あたし来年32よ。仕事だって楽しかったし、お金もそれなり貯まったわ。楽しい楽しい人生だった。あなたに会えてよかった。でもやっぱり女だからお嫁さんにもなりたかった。あの人には言わなかったけど、あたし早くママにもなりたいのよ。
悲しさよりも怒りが勝り、沙耶香は泣くにも泣けず、沙耶香の吐くため息ばかりが部屋を満たした。

沙耶香は湯を沸かし、ボウルに張った。更に一回り小さいボウルを浮かべ、そこに大量のチョコの欠片を投入し、ヘラで混ぜながらゆっくりとチョコを溶かした。嗅ぐだけで幸せになれそうなカカオの香りが狭いキッチンに立ち込める。溶けたチョコが少し緩くなっきたところで生クリームを少しずつ足していき、うまく混ざったらボウルをお湯から出してバニラエッセンスを少し振り、更にゆっくりと混ぜる。冷めるのを待ちながらまたお湯を沸かし、余らせたチョコを別のボウルに入れ、湯煎で溶かす。トリュフの中身が少し固まってきたらヘラですくい、手で丸める。拳大はあるんじゃないかと思うほど大きいトリュフを沙耶香はいくつも作り、新たに溶かしたチョコに浸してコーティングをし、カカオパウダーをまぶした。

「ごめん、あたしだけど」「おっどうした?」
別れたばかりの女から電話がきて直也はぎょっとした。やっと別れて肩の荷が下りたばかりなのに。ほっといてくれよ。直也はそう思いながらも電話をとってしまった。
「悪いんだけどチョコ要らないかな?作りすぎちゃってさぁ」「あっ食いたい食いたい」「じゃあそっち方面に予定あるからついでにもってくよ」「おう、わりぃな」
色々勘繰ったが、予想外にあっけらかんと話す沙耶香の様子に直也は安心した。まるで付き合う前に戻ったみたいだ。「ほんと、良い女だったよなあ」と他人ごとに直也はそう思った。
 沙耶香が見慣れたマンションのチャイムを鳴らすと直也がドアをあけた。にこやかに笑む沙耶香に直也が「わざわざありがとうな」と話しかけた。「どういたしましてっ!」と言った瞬間に沙耶香はかごバックからトリュフを素早く取り出し、直也の顔に至近距離から投げつけた。ベチョっという音を立てながら直也の右頬に当たったトリュフはそのまま床に落ち、パカっと割れた。

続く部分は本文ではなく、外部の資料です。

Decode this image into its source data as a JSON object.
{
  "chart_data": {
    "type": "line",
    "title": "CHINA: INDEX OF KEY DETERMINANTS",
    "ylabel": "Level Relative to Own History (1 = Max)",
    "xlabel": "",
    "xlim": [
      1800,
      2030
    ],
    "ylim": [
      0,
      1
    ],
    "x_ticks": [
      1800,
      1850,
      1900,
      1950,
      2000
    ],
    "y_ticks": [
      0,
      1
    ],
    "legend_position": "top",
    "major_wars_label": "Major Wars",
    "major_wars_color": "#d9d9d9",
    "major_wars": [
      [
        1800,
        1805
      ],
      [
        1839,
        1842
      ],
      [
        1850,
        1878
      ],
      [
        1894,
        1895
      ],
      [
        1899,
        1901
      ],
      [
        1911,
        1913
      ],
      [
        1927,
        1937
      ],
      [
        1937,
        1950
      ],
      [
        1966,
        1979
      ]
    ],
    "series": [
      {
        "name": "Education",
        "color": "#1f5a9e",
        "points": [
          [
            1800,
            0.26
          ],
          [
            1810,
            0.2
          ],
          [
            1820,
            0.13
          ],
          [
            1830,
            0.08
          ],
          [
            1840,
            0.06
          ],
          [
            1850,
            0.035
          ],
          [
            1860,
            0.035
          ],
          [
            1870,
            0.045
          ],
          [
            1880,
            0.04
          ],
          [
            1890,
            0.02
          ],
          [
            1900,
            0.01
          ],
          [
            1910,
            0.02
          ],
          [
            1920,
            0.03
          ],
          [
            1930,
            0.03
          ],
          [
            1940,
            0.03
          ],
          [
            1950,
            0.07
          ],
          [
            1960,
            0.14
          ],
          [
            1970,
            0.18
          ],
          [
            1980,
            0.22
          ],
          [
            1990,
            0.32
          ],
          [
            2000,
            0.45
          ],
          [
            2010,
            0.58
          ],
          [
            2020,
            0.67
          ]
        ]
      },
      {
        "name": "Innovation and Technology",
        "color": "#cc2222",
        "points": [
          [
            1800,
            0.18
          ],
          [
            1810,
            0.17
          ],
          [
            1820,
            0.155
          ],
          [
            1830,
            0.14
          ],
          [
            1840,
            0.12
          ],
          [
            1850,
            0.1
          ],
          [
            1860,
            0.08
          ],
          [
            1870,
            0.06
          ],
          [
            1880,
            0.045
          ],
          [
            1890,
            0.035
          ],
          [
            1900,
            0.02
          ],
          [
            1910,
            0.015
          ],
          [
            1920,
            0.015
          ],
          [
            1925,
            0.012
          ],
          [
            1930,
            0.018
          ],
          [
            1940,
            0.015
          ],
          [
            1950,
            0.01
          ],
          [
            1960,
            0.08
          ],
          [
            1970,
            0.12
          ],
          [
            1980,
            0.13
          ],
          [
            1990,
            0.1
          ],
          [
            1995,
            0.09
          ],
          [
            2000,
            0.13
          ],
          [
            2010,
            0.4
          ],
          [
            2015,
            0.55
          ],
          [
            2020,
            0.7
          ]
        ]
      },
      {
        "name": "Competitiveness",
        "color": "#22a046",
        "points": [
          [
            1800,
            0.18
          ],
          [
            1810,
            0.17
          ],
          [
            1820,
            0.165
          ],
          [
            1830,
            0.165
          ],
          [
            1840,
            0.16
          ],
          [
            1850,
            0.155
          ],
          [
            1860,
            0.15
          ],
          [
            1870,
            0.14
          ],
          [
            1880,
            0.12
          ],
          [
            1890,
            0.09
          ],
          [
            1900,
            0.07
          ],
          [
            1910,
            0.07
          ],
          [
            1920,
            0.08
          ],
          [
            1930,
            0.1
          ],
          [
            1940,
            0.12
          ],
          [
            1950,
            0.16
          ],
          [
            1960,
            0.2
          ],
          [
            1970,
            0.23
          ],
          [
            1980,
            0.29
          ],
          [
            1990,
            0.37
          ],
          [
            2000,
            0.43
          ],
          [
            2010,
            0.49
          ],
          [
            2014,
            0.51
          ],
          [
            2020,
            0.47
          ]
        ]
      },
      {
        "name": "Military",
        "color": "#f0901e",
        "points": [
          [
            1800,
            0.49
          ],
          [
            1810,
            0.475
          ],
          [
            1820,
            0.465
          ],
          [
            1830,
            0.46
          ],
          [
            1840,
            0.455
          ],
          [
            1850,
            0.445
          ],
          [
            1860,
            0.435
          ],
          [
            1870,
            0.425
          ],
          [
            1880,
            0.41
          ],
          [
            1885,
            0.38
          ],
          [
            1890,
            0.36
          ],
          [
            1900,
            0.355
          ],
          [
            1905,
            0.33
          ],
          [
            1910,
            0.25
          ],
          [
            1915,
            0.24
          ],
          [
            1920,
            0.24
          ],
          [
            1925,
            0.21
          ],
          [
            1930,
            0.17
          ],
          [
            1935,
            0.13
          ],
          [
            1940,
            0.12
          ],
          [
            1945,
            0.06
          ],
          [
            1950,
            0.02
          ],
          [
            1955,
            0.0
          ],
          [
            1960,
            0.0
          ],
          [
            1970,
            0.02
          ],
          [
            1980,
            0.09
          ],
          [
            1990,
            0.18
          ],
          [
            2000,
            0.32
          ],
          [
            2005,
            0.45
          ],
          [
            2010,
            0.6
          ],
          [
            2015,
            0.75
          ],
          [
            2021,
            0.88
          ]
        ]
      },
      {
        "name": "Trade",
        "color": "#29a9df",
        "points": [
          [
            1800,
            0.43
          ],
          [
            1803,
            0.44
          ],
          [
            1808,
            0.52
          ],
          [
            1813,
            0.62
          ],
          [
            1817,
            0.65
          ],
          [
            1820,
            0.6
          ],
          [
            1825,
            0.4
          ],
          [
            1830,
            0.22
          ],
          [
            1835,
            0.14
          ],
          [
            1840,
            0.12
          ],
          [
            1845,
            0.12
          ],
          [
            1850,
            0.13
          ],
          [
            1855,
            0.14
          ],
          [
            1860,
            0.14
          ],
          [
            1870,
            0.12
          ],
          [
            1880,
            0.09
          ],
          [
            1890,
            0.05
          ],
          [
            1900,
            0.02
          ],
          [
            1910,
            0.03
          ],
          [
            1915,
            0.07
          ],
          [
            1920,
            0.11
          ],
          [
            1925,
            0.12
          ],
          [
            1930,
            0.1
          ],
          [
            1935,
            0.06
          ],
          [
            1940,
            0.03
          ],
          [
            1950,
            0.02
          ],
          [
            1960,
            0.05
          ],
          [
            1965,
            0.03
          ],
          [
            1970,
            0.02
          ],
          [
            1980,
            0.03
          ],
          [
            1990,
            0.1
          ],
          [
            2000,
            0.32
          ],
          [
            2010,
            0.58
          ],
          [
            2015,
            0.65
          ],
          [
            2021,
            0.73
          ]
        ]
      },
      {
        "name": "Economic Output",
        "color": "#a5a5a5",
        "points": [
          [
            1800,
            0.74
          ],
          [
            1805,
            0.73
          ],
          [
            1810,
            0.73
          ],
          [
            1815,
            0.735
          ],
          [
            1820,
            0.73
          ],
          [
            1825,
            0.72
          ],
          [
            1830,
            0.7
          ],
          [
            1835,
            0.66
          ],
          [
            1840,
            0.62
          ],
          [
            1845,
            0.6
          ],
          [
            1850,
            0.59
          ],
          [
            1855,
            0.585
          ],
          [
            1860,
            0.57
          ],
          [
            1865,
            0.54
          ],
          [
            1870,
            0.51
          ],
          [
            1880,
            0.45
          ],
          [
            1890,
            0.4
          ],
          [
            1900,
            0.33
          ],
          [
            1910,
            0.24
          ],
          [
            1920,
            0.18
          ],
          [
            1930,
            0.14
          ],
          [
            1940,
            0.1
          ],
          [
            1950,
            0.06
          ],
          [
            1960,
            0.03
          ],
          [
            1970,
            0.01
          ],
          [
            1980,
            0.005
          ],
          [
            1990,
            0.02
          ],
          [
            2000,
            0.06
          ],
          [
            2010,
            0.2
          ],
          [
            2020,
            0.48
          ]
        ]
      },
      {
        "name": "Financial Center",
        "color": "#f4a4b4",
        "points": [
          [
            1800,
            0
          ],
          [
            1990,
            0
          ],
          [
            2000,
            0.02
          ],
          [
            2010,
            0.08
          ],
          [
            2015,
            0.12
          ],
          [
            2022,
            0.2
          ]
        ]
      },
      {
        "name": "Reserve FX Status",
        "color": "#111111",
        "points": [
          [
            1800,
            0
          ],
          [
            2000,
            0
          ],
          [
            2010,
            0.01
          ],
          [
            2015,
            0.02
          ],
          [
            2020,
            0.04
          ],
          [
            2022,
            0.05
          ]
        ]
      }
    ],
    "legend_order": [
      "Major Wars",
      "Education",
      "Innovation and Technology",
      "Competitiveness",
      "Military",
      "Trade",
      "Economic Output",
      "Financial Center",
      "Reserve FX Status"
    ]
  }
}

「ってえ」直也がなにが起きたか把握できずにあっけにとられている。すかさず次のトリュフが眉間に直撃し、今度は顔の上で割れ、バササという音を立てて床に落ちた。衝撃的な痛みと、不気味に漂うチョコの甘い香りのせいで直也はパニックに陥る。何よりトリュフは重量があり、女性の力でも至近距離からぶつけられるとかなり痛い。
「えっなに?やめてくんない?」と直也が必死にいうと沙耶香はかごバックを開きながら「まだこんなにあるの」と笑った。直也は「ヤバい」と思ったがもう遅かった。必死に後方に下がって間合いを取ろうとする直也だったが沙耶香は既に玄関に上がり込んでいた。そして直也目掛けて沙耶香は腕に力を込めて必死に投げつけ続けながらこう言った。「ハッピーバレンタイン!」

 「お前良い加減にしろよ!頭おかしいんじゃねえか!」と直也が怒りながら叫ぶも「あたしをこんな風にしたのはあんただよ!」と沙耶香は叫びながら更にトリュフを投げつけた。手で防御するしか直也に術はなく、すでに直也の顔はチョコまみれになっており、アメリカンイーグルのロンTも茶色い染みが幾つもできていた。

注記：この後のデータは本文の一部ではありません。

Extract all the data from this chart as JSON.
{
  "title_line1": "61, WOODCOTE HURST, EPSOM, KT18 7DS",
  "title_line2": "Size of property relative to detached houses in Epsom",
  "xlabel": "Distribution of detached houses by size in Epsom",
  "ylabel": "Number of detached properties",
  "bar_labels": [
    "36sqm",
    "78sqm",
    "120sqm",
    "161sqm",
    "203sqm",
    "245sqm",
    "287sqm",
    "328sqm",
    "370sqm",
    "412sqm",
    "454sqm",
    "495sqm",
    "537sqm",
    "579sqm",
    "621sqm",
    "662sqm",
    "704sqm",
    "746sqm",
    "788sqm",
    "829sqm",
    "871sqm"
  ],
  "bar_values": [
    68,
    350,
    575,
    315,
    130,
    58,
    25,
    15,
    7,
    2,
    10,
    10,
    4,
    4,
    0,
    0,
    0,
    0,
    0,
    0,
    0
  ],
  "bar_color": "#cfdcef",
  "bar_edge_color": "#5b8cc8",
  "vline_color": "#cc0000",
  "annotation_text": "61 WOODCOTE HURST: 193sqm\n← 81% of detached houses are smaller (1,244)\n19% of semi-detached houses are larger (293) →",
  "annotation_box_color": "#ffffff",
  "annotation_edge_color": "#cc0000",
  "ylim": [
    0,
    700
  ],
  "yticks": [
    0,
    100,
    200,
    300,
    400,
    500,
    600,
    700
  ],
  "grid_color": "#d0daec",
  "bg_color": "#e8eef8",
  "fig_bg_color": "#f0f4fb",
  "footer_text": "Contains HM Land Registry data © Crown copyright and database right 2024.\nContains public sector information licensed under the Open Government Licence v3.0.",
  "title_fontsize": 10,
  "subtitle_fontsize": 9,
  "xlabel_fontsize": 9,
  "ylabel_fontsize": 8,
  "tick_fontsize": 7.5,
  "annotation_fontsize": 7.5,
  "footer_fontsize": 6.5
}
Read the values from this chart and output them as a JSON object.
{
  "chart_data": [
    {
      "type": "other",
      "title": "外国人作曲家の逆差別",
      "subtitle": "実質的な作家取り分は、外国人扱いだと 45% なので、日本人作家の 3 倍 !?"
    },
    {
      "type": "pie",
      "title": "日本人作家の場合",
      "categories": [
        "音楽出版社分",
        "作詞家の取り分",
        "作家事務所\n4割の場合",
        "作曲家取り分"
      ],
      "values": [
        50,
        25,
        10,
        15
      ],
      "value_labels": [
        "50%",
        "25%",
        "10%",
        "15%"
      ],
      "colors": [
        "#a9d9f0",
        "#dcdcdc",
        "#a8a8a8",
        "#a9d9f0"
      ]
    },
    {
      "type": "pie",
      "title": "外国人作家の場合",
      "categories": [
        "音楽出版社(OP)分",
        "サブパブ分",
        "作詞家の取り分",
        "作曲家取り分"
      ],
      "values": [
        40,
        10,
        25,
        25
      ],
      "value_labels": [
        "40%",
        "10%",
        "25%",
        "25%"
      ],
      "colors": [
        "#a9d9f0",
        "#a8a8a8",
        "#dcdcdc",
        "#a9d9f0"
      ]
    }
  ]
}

 「俺が悪かった。」直也は観念した。「別れるなんて言ってごめん。お前が俺を想う気持ちはわかった。やり直そう。」決して本心ではなかったがこの場を収めるために思わず言ってしまった。

「良かったね」沙耶香は手を止めて言った。「え?」直也は意味が分からなかった。「これチョコで良かったよね。馬のクソとかじゃなくて本当に良かったよね」と沙耶香は笑いながら言った。
「おめえ何なんだよ!さっきからよー!意味わかんねえんだよ!」遂にキレた直也が突進し、沙耶香の背後から襟を掴み、玄関のドアを開け、無理やり引きずり出した。
「待ってよ!あと7個残ってんだよ!どうすんだよ、これ!」 
そう泣き喚きながら沙耶香はドアに備え付けられた郵便受けからチョコ団子を無理やり押し込む。「あんたこそ何なのよ!女の気持ちを踏みにじりやがって!死ねよ!喉にチョコ詰まらせて死ねよ!」

 

1個、2個、3個。沙耶香は溶け始めてうんこみたいになったトリュフを数えながら郵便受けに押し込んだ。直也は恐怖を覚えて「勘弁してくれよ」とつぶやくが、郵便受にはトリュフがどんどんねじこまれていく。4個、5個、6個。沙耶香は最後の1つを郵便受けに詰め込みながら彼と過ごした甘い夜を思い出して泣いていた。